— Только на чем основана эта цельность? — вставил Алферов. — Нет, они безусловно были другими, тут спорить смешно, у них — это точно, полная убежденность, что они, несмотря ни на что, идут прямешенько к святой цели. Ради которой можно все: затапливать леса, курочить землю, расстреливать людей. Цель ведь оправдывает средства! Но такое допустимо… разве что на войне? Да и то… А они втащили это в мирную жизнь и считают нормой. Чтобы любой по первому сигналу, очертя голову, грудью — на амбразуру. А не желает — враг! И все это с полнейшей уверенностью, что только так и нужно. А как же! На амбразуры кидаться они ведь и сами готовы, только это и умеют. Но ведь постоянно так жить нельзя! Чтобы одно поколение, просидев всю жизнь в окопах, уходило для того, чтобы оставить следующему те же окопы и призывы отдать жизнь ради тех, кто явится им на смену. А куда явится? Опять сюда же! В окопы. И так без конца.
— А мне старика жалко. И что бы ты, Саша, ни говорил, он честный человек. И смелый. Ты бы… Мы бы так смогли? — не сдавалась Маша.
— Дурочка! Так ведь он же блефовал, ну с заявлением-то — сто процентов! — Губин потихоньку разъярился. — А я предпочитаю поступки, сделанные со всей ответственностью. Вот в чем разница.
— Ты — возможно.
Губин погас, больше не возражал.
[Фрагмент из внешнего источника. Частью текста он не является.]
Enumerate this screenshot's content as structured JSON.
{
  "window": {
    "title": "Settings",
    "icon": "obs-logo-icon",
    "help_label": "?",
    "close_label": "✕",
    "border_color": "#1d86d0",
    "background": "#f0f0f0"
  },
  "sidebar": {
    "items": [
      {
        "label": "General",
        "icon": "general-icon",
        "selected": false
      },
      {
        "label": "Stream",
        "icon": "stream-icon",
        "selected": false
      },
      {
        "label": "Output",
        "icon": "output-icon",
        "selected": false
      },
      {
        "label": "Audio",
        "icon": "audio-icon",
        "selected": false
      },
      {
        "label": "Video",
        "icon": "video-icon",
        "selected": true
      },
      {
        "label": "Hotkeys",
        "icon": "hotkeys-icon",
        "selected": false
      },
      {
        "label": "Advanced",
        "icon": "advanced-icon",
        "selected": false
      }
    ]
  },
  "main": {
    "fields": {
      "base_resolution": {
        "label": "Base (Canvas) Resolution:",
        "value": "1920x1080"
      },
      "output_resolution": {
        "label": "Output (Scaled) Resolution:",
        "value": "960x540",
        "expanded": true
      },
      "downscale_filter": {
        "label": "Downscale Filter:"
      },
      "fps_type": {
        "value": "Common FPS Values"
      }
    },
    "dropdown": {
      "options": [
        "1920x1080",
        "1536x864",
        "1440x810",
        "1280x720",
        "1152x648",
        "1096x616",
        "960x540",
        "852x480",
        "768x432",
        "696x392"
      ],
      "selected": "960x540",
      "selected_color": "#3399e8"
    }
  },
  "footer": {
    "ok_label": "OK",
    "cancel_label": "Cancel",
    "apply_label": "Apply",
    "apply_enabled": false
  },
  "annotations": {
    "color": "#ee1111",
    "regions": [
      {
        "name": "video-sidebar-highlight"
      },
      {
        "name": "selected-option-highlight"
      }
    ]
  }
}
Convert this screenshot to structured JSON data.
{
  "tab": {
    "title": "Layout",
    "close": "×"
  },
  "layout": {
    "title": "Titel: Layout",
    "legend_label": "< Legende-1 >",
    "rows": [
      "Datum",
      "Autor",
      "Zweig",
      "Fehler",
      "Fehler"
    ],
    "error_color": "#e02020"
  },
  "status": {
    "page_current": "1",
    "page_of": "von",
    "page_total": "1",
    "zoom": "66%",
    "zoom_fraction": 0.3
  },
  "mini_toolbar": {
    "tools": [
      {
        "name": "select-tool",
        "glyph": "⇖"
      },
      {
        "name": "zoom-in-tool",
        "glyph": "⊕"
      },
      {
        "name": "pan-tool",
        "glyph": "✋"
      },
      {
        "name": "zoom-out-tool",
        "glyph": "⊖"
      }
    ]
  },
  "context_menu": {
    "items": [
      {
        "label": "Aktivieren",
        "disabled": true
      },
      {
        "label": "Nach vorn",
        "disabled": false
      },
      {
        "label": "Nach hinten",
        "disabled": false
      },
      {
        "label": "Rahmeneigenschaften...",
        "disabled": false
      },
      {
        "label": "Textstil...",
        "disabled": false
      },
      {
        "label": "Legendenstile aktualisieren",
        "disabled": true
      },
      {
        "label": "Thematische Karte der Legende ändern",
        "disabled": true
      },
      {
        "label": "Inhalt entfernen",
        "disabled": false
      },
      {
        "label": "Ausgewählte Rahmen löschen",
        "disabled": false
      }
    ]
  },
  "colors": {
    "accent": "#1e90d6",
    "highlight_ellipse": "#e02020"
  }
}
Знал: защищая старшее поколение, Маша, как всегда, заступается за своих погибших родителей.
— Ну, да Бог с ним, Ярославцевым, — миролюбиво сказал он, — пусть-ка лучше Юлия Александровна отчитается, как мать берегла-лелеяла, а то смотрю, что-то ты у нас, Маруся, бледненькая.
— Все было хорошо, — тотчас откликнулась Маша, покосившись на дочь. А та сразу напряглась.
Вечером, когда все наконец ушли и было убрано со стола, за которым с небольшими перерывами просидели весь день, Губин с Машей остались одни. И Александр Николаевич предложил перед сном прогуляться: «Знаешь, мне все еще не верится, что я не в Казани, не в Горьком и не в ужасном Ветрове, где чуть не помер от жары и ощущения, что сослан сюда навек!»
Это был уже не вечер — ночь, на набережной Фонтанки никого, только в Летнем саду, на другой стороне, слышались приглушенные голоса. Вдруг гулко залаяла собака.
— Овчарка милицейская, — вздохнул Губин, — патруль. Скульптуры сторожит.
Маша молча улыбалась чему-то.
— Господи, до чего хорошо! Будто из тюрьмы выпустили. — Он взял жену под руку. — Даже не верится, что это ты.
— А кто? — спросила Маша, спросила, конечно, в шутку, именно потому Губин и не почувствовал ни испуга, ни стыда, а что-то… похожее на гордость. И на мгновение пожалел, что нельзя рассказать Маше про Лизу. Когда-то в детстве его вот так же подмывало похвастаться матери, воображавшей, будто ее Санечка пай-мальчик: Санечка давно курит, и отпетые хулиганы Мишка и Борька считают его своим.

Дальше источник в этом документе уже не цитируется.